IR35 Issues Considered by the Judges

  • Project-based?
  • Control
  • Mutuality of Obligation

A contractor has lost an IR35 ruling before the Special Commissioners that will cost the contractor's company, pending any appeal, £99,000. The case was defended by Dave Smith, of the London-based firm Accountax.

John Bessell, managing director of the London-based Dragonfly Consulting Ltd., was found to be acting as an employee for the Basingstoke-based Automobile Association Limited.

Not Project Based

Bessell is an extremely experienced IT tester. Through a contract with the London-based agency DPP International Ltd., Bessell began working in 2000 on a series of projects, under a series of contracts, for the AA.

But the judges found that Bessel's work was not project-based, and being available for many different assignments irrespective of the contractual project is one of the most basic tests of IR35.

As special commissioner Charles Hellier puts it: ''... those in the testing function were 'tail end charlies' and that as a result it was rare that they would find themselves with nothing to do on a project. If one stage in the testing of a project had been completed more expeditiously than planned then Mr Bessell would not be expected to sit around and do nothing : there would always be something else to be done....Mr. Bessell would set about that something...''

Doing whatever work the end-client finds necessary, and billing for it under your contract, is considered a very strong indication of IR35 status for a contractor.

Those in the testing function were tail end charlies and as a result it was rare that they would find themselves with nothing to do

Charles Hellier-Special Commissioner


Equally serious was the issue of control: contractors must control their own companies, and their own work.
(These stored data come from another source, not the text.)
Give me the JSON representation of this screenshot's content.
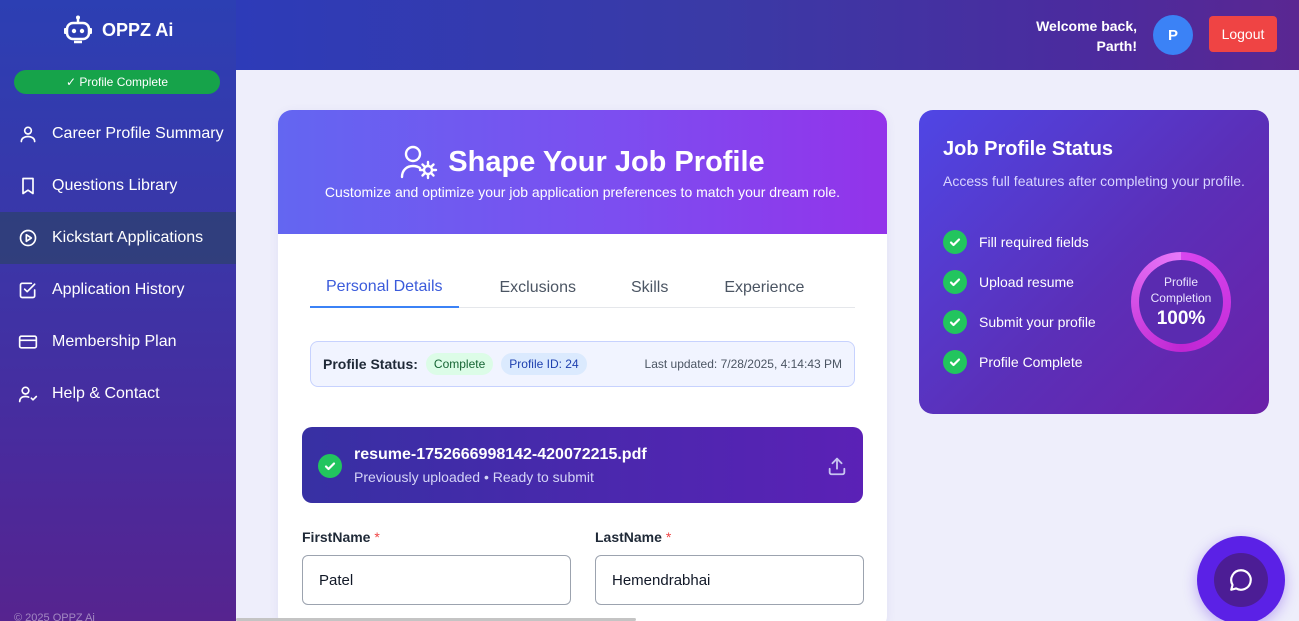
{
  "app": {
    "name": "OPPZ Ai"
  },
  "header": {
    "welcome_line1": "Welcome back,",
    "welcome_line2": "Parth!",
    "avatar_initial": "P",
    "logout_label": "Logout"
  },
  "sidebar": {
    "profile_badge": "✓ Profile Complete",
    "items": [
      {
        "label": "Career Profile Summary",
        "icon": "user-icon"
      },
      {
        "label": "Questions Library",
        "icon": "bookmark-icon"
      },
      {
        "label": "Kickstart Applications",
        "icon": "play-circle-icon",
        "active": true
      },
      {
        "label": "Application History",
        "icon": "check-square-icon"
      },
      {
        "label": "Membership Plan",
        "icon": "credit-card-icon"
      },
      {
        "label": "Help & Contact",
        "icon": "user-check-icon"
      }
    ],
    "copyright": "© 2025 OPPZ Ai"
  },
  "main": {
    "title": "Shape Your Job Profile",
    "subtitle": "Customize and optimize your job application preferences to match your dream role.",
    "tabs": [
      {
        "label": "Personal Details",
        "active": true
      },
      {
        "label": "Exclusions"
      },
      {
        "label": "Skills"
      },
      {
        "label": "Experience"
      }
    ],
    "status": {
      "label": "Profile Status:",
      "state": "Complete",
      "profile_id": "Profile ID: 24",
      "last_updated": "Last updated: 7/28/2025, 4:14:43 PM"
    },
    "resume": {
      "filename": "resume-1752666998142-420072215.pdf",
      "note": "Previously uploaded • Ready to submit"
    },
    "form": {
      "first_name_label": "FirstName",
      "first_name_value": "Patel",
      "last_name_label": "LastName",
      "last_name_value": "Hemendrabhai",
      "required_mark": "*"
    }
  },
  "status_card": {
    "title": "Job Profile Status",
    "subtitle": "Access full features after completing your profile.",
    "checklist": [
      "Fill required fields",
      "Upload resume",
      "Submit your profile",
      "Profile Complete"
    ],
    "completion_label_1": "Profile",
    "completion_label_2": "Completion",
    "completion_value": "100%",
    "completion_fraction": 1.0
  },
  "colors": {
    "accent": "#6366f1",
    "success": "#22c55e",
    "danger": "#ef4444"
  }
}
When the end-client is deemed to control how when and where the work is done, it suggests employee status.

Bessell worked on a corporate team at the AA. Bessell did not provide his own equipment, and he was subject to spot checks by the AA managers. He ate at the company cafeteria, and when he worked at home, he had a dedicated ISDN line that ran to the AA offices. It is true that Bessell paid for the line himself, but he worked for no other client with it. The actual work Bessell did was dictated almost entirely by the AA: the AA did not tell Bessell how to do the work--Bessell had the skills after all--but the AA told him what work to do and when to do it.

In short, as Hellier ruled, ''the degree of control was that which one would expect from a skilled professional employee and points towards employment.''

Mutuality of Obligation

Bessell did not work for any other client during his time at the AA (he did a small job for a local nursery that the judge, perhaps unfairly, discounted). But Bessell had to turn up at the AA offices every working day, and the AA had to give him something to do. There was also little possibility for substitution as Bessell's particular skills and experience were part of his value to the AA.

the degree of control was that which one would expect from a skilled professional employee and points towards employment

Charles Hellier-Special Commissioner

Contractors should pay great attention to project-basis, control, and mutuality of obligation when accepting assignments. Contractors should never agree to conditions that make them ''part and parcel'' of the end-client's organisation. Even little things like eating in the cafeteria can become absurdly important when the case is reviewed later.